Why didn’t any of the big 3 auto makers just refuse to deal with employee unions at all and offer at will employment contracts?


You might argue that these are all good things but you sure as hell can’t pretend that there isn’t something that stops corporations from doing these obvious things.

That something is a government that doesn’t own the corporations in name but controls their internal processes and external products.

But it doesn’t “own” the “means of production”. It just exercises total control over all large organizations.

Comment by Steve Johnson

Right. It’s basically a variant of the seen vs. unseen. People can’t see most of the power the regulators have, because it involves not regulators overtly Going After anyone, but companies on a day to day basis being scared to death of attracting government attention and thus ‘voluntarily’ aligning all their internal processes and behavior to regulator wishes (or even merely in anticipation of them!). But this won’t be understood by people who have never seen or experienced it.

Comment by Sonic Charmer

I guess this makes sense. You’ve changed my outlook.

Comment by Xamuel

Hey, they call it “dialectical materialism” for a reason….:)

Marxism has always been absurd, even in the 19th century. It appeals to people not because of its conceptual utility — few things are more obviously absurd than the labor theory of value — but because it gives people with a certain mindset a vocabulary to vent their gripes.

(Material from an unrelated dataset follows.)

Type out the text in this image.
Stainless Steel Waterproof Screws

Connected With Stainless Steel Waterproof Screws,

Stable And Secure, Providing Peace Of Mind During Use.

You know how kids playing online games throw around all kinds of recondite military jargon because they think it makes them sound badass? Marxism works the same way. “Means of production,” “proletariat,” “the bourgeoisie,” “alienation,” etc. are just words venal people use to disguise their envy. “I’m not greedy, I just want social justice!” If you feel that life is somehow, someway screwing you over, and you’re certain it can’t possibly be your fault, then Marxism has a whole fraternity made especially for you, with secret handshakes, passwords, uniforms, the works. “Means of Production” and phrases like that are the secret decoder ring.

Comment by Severian

Heck, let’s go with the strict definition. You’re not a socialist unless you advocate/advance state control and/or ownership of the means of production. So we have the adorable two-step waltz going on here, step one is to look up socialism in the dictionary and find the above; step two is to declare Barry O outside of this…look, I just proved Obama’s not a socialist, aren’t I knowledgeable & cute?

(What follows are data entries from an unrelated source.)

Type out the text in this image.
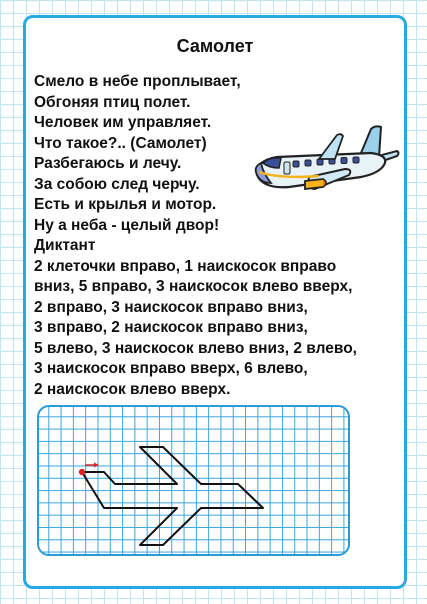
Самолет
Смело в небе проплывает,
Обгоняя птиц полет.
Человек им управляет.
Что такое?.. (Самолет)
Разбегаюсь и лечу.
За собою след черчу.
Есть и крылья и мотор.
Ну а неба - целый двор!
Диктант
2 клеточки вправо, 1 наискосок вправо
вниз, 5 вправо, 3 наискосок влево вверх,
2 вправо, 3 наискосок вправо вниз,
3 вправо, 2 наискосок вправо вниз,
5 влево, 3 наискосок влево вниз, 2 влево,
3 наискосок вправо вверх, 6 влево,
2 наискосок влево вверх.
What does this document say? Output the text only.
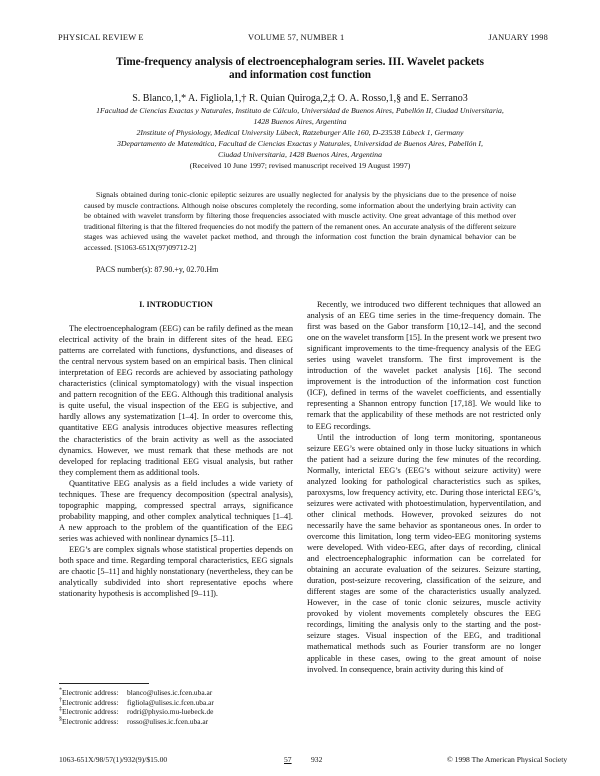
PHYSICAL REVIEW E	VOLUME 57, NUMBER 1	JANUARY 1998
Time-frequency analysis of electroencephalogram series. III. Wavelet packets
and information cost function
S. Blanco,1,* A. Figliola,1,† R. Quian Quiroga,2,‡ O. A. Rosso,1,§ and E. Serrano3
1Facultad de Ciencias Exactas y Naturales, Instituto de Cálculo, Universidad de Buenos Aires, Pabellón II, Ciudad Universitaria,
1428 Buenos Aires, Argentina
2Institute of Physiology, Medical University Lübeck, Ratzeburger Alle 160, D-23538 Lübeck 1, Germany
3Departamento de Matemática, Facultad de Ciencias Exactas y Naturales, Universidad de Buenos Aires, Pabellón I,
Ciudad Universitaria, 1428 Buenos Aires, Argentina
(Received 10 June 1997; revised manuscript received 19 August 1997)
Signals obtained during tonic-clonic epileptic seizures are usually neglected for analysis by the physicians due to the presence of noise caused by muscle contractions. Although noise obscures completely the recording, some information about the underlying brain activity can be obtained with wavelet transform by filtering those frequencies associated with muscle activity. One great advantage of this method over traditional filtering is that the filtered frequencies do not modify the pattern of the remanent ones. An accurate analysis of the different seizure stages was achieved using the wavelet packet method, and through the information cost function the brain dynamical behavior can be accessed. [S1063-651X(97)09712-2]
PACS number(s): 87.90.+y, 02.70.Hm

I. INTRODUCTION

The electroencephalogram (EEG) can be rafily defined as the mean electrical activity of the brain in different sites of the head. EEG patterns are correlated with functions, dysfunctions, and diseases of the central nervous system based on an empirical basis. Then clinical interpretation of EEG records are achieved by associating pathology characteristics (clinical symptomatology) with the visual inspection and pattern recognition of the EEG. Although this traditional analysis is quite useful, the visual inspection of the EEG is subjective, and hardly allows any systematization [1–4]. In order to overcome this, quantitative EEG analysis introduces objective measures reflecting the characteristics of the brain activity as well as the associated dynamics. However, we must remark that these methods are not developed for replacing traditional EEG visual analysis, but rather they complement them as additional tools.

Quantitative EEG analysis as a field includes a wide variety of techniques. These are frequency decomposition (spectral analysis), topographic mapping, compressed spectral arrays, significance probability mapping, and other complex analytical techniques [1–4]. A new approach to the problem of the quantification of the EEG series was achieved with nonlinear dynamics [5–11].

EEG’s are complex signals whose statistical properties depends on both space and time. Regarding temporal characteristics, EEG signals are chaotic [5–11] and highly nonstationary (nevertheless, they can be analytically subdivided into short representative epochs where stationarity hypothesis is accomplished [9–11]).

Recently, we introduced two different techniques that allowed an analysis of an EEG time series in the time-frequency domain. The first was based on the Gabor transform [10,12–14], and the second one on the wavelet transform [15]. In the present work we present two significant improvements to the time-frequency analysis of the EEG series using wavelet transform. The first improvement is the introduction of the wavelet packet analysis [16]. The second improvement is the introduction of the information cost function (ICF), defined in terms of the wavelet coefficients, and essentially representing a Shannon entropy function [17,18]. We would like to remark that the applicability of these methods are not restricted only to EEG recordings.

Until the introduction of long term monitoring, spontaneous seizure EEG’s were obtained only in those lucky situations in which the patient had a seizure during the few minutes of the recording. Normally, interictal EEG’s (EEG’s without seizure activity) were analyzed looking for pathological characteristics such as spikes, paroxysms, low frequency activity, etc. During those interictal EEG’s, seizures were activated with photoestimulation, hyperventilation, and other clinical methods. However, provoked seizures do not necessarily have the same behavior as spontaneous ones. In order to overcome this limitation, long term video-EEG monitoring systems were developed. With video-EEG, after days of recording, clinical and electroencephalographic information can be correlated for obtaining an accurate evaluation of the seizures. Seizure starting, duration, post-seizure recovering, classification of the seizure, and different stages are some of the characteristics usually analyzed. However, in the case of tonic clonic seizures, muscle activity provoked by violent movements completely obscures the EEG recordings, limiting the analysis only to the starting and the post-seizure stages. Visual inspection of the EEG, and traditional mathematical methods such as Fourier transform are no longer applicable in these cases, owing to the great amount of noise involved. In consequence, brain activity during this kind of

*Electronic address:	blanco@ulises.ic.fcen.uba.ar
†Electronic address:	figliola@ulises.ic.fcen.uba.ar
‡Electronic address:	rodri@physio.mu-luebeck.de
§Electronic address:	rosso@ulises.ic.fcen.uba.ar
1063-651X/98/57(1)/932(9)/$15.00	57	932	© 1998 The American Physical Society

I have never understood step two. In Obama’s administration, we have seen a steady pattern of people who produce things, having to take orders from people who do not. Rick Wagoner has to quit his job. Doctors have to find out what Washington thinks about a treatment. Even the Cambridge police can’t arrest someone for disturbing the peace without being second-guessed by His Eminence for “act[ing] stupidly.” Solyndra. Stimulus. S&L bailouts. Cash for Clunkers. The list goes on, and on, and on…this stuff could rightfully be categorized under state ownership or control of the means of production, could it not? I’ve never been clear on why not. I don’t think anyone is.

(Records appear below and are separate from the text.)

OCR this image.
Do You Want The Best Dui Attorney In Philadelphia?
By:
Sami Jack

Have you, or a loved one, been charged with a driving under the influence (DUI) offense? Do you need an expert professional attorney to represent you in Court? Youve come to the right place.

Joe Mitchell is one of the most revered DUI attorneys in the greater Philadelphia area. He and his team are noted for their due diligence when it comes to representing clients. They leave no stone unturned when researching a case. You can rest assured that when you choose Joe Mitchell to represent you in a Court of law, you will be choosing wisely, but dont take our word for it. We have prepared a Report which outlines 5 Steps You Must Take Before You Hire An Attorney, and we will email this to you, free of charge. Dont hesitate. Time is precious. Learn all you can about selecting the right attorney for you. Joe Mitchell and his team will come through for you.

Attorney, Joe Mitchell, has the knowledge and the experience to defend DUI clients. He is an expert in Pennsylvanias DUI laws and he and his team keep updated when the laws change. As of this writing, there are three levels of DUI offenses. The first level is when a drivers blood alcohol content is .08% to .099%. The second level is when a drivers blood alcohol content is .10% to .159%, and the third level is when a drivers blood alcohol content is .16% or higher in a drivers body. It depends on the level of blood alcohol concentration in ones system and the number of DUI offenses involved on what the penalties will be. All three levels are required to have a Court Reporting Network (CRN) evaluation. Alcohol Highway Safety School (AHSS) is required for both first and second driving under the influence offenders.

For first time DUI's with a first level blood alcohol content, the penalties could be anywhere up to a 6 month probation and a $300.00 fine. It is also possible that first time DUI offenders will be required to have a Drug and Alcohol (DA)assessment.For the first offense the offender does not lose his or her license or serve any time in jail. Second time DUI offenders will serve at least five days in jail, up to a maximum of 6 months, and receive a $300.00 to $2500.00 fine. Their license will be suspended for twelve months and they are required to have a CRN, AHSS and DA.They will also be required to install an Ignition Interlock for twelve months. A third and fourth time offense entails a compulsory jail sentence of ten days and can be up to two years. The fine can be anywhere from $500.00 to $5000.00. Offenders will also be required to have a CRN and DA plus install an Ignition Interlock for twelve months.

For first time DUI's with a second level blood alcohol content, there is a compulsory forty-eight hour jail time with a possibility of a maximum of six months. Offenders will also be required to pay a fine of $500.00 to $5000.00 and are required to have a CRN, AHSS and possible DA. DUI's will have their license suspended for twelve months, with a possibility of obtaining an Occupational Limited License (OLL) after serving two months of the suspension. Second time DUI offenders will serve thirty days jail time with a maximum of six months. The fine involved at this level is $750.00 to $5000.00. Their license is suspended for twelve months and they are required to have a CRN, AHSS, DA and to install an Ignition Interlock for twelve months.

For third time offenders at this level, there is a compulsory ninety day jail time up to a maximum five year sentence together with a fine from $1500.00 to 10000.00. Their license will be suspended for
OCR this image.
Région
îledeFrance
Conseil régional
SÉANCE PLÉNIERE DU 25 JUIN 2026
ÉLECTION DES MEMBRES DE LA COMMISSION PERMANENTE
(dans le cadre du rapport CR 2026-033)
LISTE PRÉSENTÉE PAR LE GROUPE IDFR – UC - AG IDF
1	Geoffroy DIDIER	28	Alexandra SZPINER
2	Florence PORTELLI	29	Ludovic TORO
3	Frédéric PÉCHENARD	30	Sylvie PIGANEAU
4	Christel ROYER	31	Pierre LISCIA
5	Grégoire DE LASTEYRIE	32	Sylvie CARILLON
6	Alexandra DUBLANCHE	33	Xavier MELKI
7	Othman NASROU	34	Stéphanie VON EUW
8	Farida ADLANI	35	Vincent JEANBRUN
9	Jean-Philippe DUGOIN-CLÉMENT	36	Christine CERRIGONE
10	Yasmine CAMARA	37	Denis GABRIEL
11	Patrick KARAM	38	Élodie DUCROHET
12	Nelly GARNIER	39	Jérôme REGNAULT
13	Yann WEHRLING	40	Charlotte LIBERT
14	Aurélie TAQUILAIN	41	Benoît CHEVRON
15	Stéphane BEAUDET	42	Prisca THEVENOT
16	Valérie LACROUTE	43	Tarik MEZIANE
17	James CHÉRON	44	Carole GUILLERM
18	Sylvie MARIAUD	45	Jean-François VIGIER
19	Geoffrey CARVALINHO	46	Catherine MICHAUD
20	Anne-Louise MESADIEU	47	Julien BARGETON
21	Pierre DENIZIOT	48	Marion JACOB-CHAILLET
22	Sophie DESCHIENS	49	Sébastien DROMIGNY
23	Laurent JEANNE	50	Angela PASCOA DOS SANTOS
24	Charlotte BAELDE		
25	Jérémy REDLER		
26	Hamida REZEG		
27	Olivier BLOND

Comment by Morgan K Freeberg

[…] Charmer is confused, but in a good way. About socialists & socialism. This […]

Pingback by House of Eratosthenes

If 100% of all assets are owned privately, and the government taxes all income at 100% then redistributes it, this would not be called sociallism under this, rather anachronistic, definition.

Comment by stephen

I can’t believe I’m ending up being the most New-Agey one here, but I’m a bit surprised that no one has mentioned (what I think are) Facebook’s (and that of many other businesses) primary ‘means of production’ –

Its employees! Its human capital.


“Servers”? Please.

So okay, if the ‘means of production’ definition of socialism indicates an ideology that wants the government to control the machines, physical plant, capital, and people – all of which, as discussed, can be ‘means of production’ – then I guess I wouldn’t have such a problem with that definition after all. What I would have a problem with is the claim that Barack Obama is not one.